Et il était monté sans défiance dans la voiture du vieillard, enjoignant à son propre cocher de l’attendre sur le quai. À peine était-il monté que Mlle Guépin avait paru se calmer peu à peu. La belle brune qui faisait le charme des tables d’hôte aux Batignolles, avait cessé d’écumer. Puis son œil avait perdu peu à peu son expression d’égarement. Puis encore, paraissant revenir à elle, elle avait regardé Agénor avec étonnement.

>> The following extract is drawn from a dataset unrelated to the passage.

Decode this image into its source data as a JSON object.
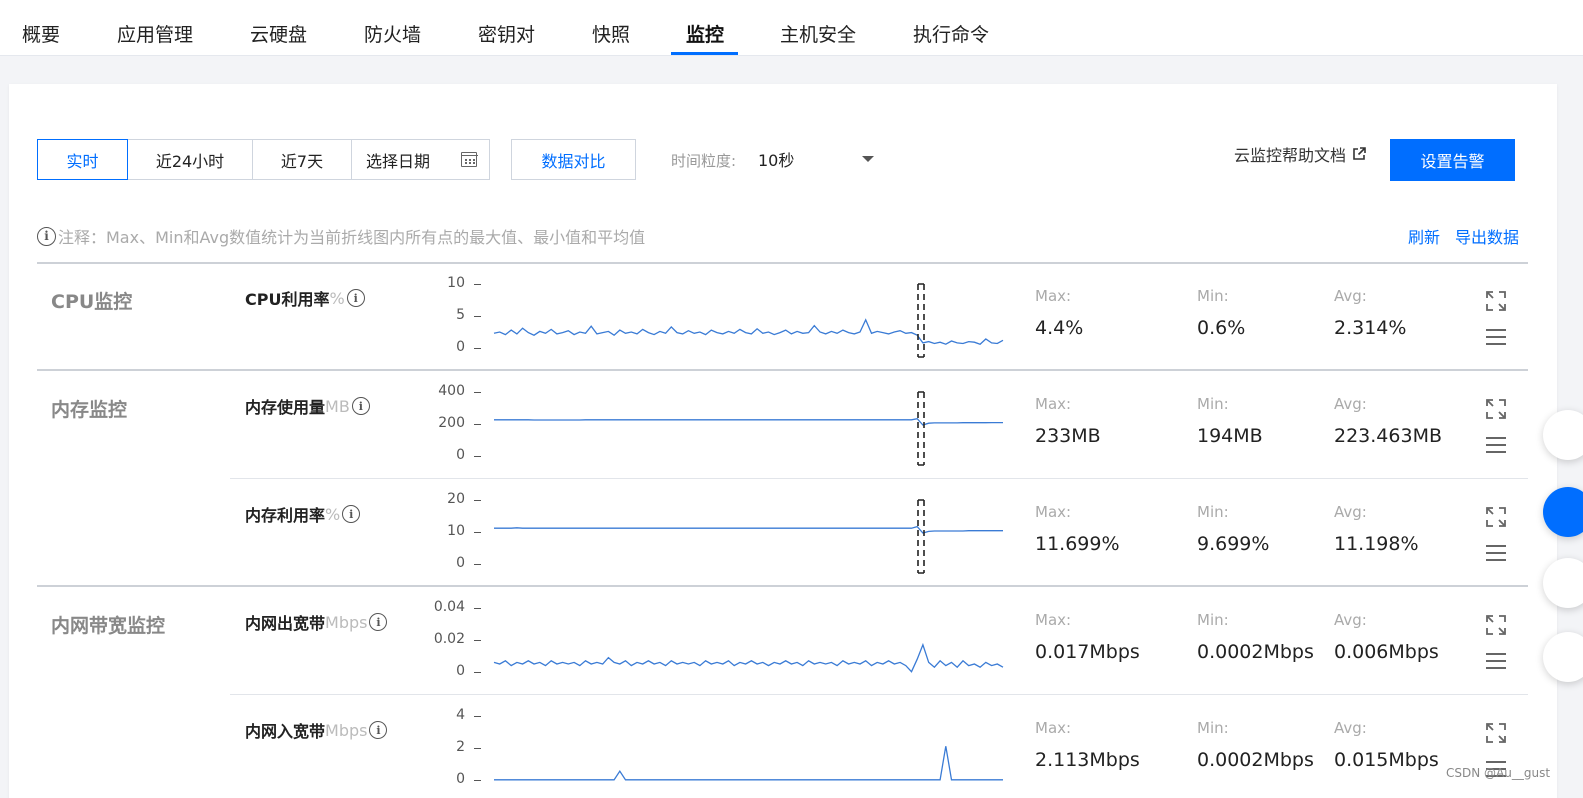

– Monsieur, avait dit alors le colonel Guépin, comment pourrais-je vous témoigner toute ma reconnaissance ?
Agénor n’avait pas répondu. Agénor était pressé d’arriver rue de Chaillot, au domicile dudit colonel, et de l’y laisser avec sa fille. Agénor songeait à Antoinette, et des tempêtes bouillonnaient dans son cœur. La voiture s’arrêta. Agénor descendit le premier et se vit à la porte d’une petite maison qui n’avait qu’un rez-de-chaussée et un premier étage.
– C’est là, dit le colonel.
Mais comme Agénor saluait et s’apprêtait à s’éloigner, Mlle Guépin tourna de nouveau les yeux et jeta un nouveau cri.
– Ah ! mon Dieu ! s’écria le colonel éperdu, ça va la reprendre… et les domestiques sont sortis… et nous sommes seuls…
Agénor ne pouvait plus s’en aller. Il prit Mlle Guépin dans ses bras, tandis que le colonel payait le cocher, et le renvoyait. Le colonel tira un passe-partout de sa poche et l’introduisit dans la serrure. La porte s’ouvrit. Le colonel passa le premier. Agénor, portant toujours Mlle Guépin qui se débattait, entra après lui. Il se trouvait dans un petit vestibule humide et froid et dont les murs étaient çà et là couverts de poussière et de toiles d’araignées. Si Agénor eût été plus maître de lui, moins préoccupé et moins ému, cela l’eût frappé. Ce vestibule était celui d’une maison qui n’avait pas été habitée depuis longtemps. Le colonel ouvrit une seconde porte. Celle-là donnait sur un corridor. À peine cette porte fut-elle ouverte, que Mlle Guépin, qui était une vigoureuse fille, se dégagea des bras d’Agénor et s’élança dans le corridor, en criant :
– Je souffre trop, je vais me jeter dans le puits.
– Ah ! mon Dieu ! exclama le colonel.
Mais déjà Agénor s’était élancé après Mlle Guépin. Le corridor aboutissait, non pas à un puits, mais à une chambre toute noire dans laquelle Mlle Guépin entra en courant. Agénor y pénétra après elle et se trouva plongé dans l’obscurité. Mais il avait eu le temps de saisir Mlle Guépin par la taille. Et au moment où il croyait l’arracher à un grand danger et l’empêcher de se jeter dans quelque abîme, la vigoureuse fille du colonel se retourna, lui jeta ses bras autour du cou et l’étreignit fortement. Le colonel arrivait par-derrière. Ce fut l’affaire d’une seconde. Agénor, surpris, plongé dans l’obscurité, fut renversé, terrassé, maintenu à terre par le père et la fille, qui, en un tour de main, le bâillonnèrent et le garrottèrent.
– Tâche de retrouver Antoinette, maintenant, ricana Mlle Guépin.